Citando ainda o Tempo, Zuza diz que não são os boatos ou as histórias banais que o movem, mas sim factos comprovados: “Todo mundo quer saber a história do gato que pulou da janela por não aguentar mais João ensaiar a mesma música. Eu não caio nessa. Minha proposta não foi a de fazer um livro de anedotas, que até pode existir, mas não quis as fofocas. Só vou publicar aquilo que consegui confirmar.” Para isso, ele fez mais quatro dezenas de entrevistas, no Brasil e nos Estados Unidos (onde falou com vários músicos sobre o impacto da bossa nova no jazz), acreditando que com as suas pesquisas trará nova luz sobre episódios ainda pouco detalhados em entrevistas, artigos ou obras anteriores, como as “suas fases em Juazeiro da Bahia, de onde [João Gilberto] sai aos 18 anos, Porto Alegre, para onde vai depois de uma primeira temporada no Rio, pré-bossa nova, e Diamantina, em Minas Gerais.”

E tudo isso sem esquecer a música. Citando ainda, o mesmo jornal, que assim termina o artigo: “Zuza faz algo do qual muitos biógrafos se esquecem, como se seus ofícios fossem apenas braçais: parar de escrever, sentar-se diante de um LP e ouvir seu biografado cantar. Ao falar do dia em que chorou ouvindo o álbum Amoroso, que João lançou em 1977, Zuza Homem de Mello chora mais uma vez.” Uma boa surpresa, esta, que promete iluminar-nos o Natal deste estranho e doloroso 2020.

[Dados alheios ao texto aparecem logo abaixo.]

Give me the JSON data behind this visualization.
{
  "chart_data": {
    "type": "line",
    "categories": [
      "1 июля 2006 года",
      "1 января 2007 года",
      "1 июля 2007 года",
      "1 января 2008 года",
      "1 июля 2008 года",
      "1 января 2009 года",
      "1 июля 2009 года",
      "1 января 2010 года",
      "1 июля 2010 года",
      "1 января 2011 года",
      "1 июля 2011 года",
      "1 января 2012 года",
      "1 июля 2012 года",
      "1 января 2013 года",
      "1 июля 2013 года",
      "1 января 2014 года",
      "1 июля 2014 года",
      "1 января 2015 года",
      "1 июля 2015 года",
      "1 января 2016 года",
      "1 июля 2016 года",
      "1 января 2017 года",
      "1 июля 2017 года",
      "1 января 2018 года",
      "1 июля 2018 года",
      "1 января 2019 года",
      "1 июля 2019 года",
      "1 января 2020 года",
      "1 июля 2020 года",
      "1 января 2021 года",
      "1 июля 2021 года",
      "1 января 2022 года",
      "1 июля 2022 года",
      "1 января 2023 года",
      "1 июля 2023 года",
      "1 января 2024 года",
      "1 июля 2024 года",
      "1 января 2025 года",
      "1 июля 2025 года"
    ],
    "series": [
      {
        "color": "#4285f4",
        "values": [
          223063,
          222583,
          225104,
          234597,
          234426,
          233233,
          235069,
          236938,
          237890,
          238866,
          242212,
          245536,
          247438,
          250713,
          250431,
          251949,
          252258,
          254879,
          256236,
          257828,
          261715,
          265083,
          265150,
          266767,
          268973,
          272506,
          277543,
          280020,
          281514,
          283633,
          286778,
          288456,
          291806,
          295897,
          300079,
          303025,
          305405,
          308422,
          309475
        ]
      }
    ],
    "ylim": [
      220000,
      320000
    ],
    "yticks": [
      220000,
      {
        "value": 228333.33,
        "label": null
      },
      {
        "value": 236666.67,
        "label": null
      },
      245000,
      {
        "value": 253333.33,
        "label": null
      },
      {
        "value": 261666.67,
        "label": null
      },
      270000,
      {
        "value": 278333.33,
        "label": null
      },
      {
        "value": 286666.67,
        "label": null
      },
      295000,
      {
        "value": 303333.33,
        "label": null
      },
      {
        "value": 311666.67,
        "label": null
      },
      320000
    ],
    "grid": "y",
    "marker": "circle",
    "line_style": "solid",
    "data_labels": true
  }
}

P.S.: Quis o embaixador Seixas da Costa, motivado por crónica anterior a esta, protestar em carta a este jornal por aquilo que considera coisa de uma “insólita aldeia de Astérix”: resistir ao Acordo Ortográfico. Está no seu direito. Houve logo quem ripostasse, com maior ou menor violência e indignação. Também estão no seu direito. Por mim, só tenho a agradecer. Ao querer divulgar o seu curto e azedo texto, cujo tom se harmoniza na perfeição com a vacuidade argumentativa, o embaixador prestou um serviço maior ao anti-acordismo do que muitos textos contestatários. Escreva mais, senhor embaixador, não desista.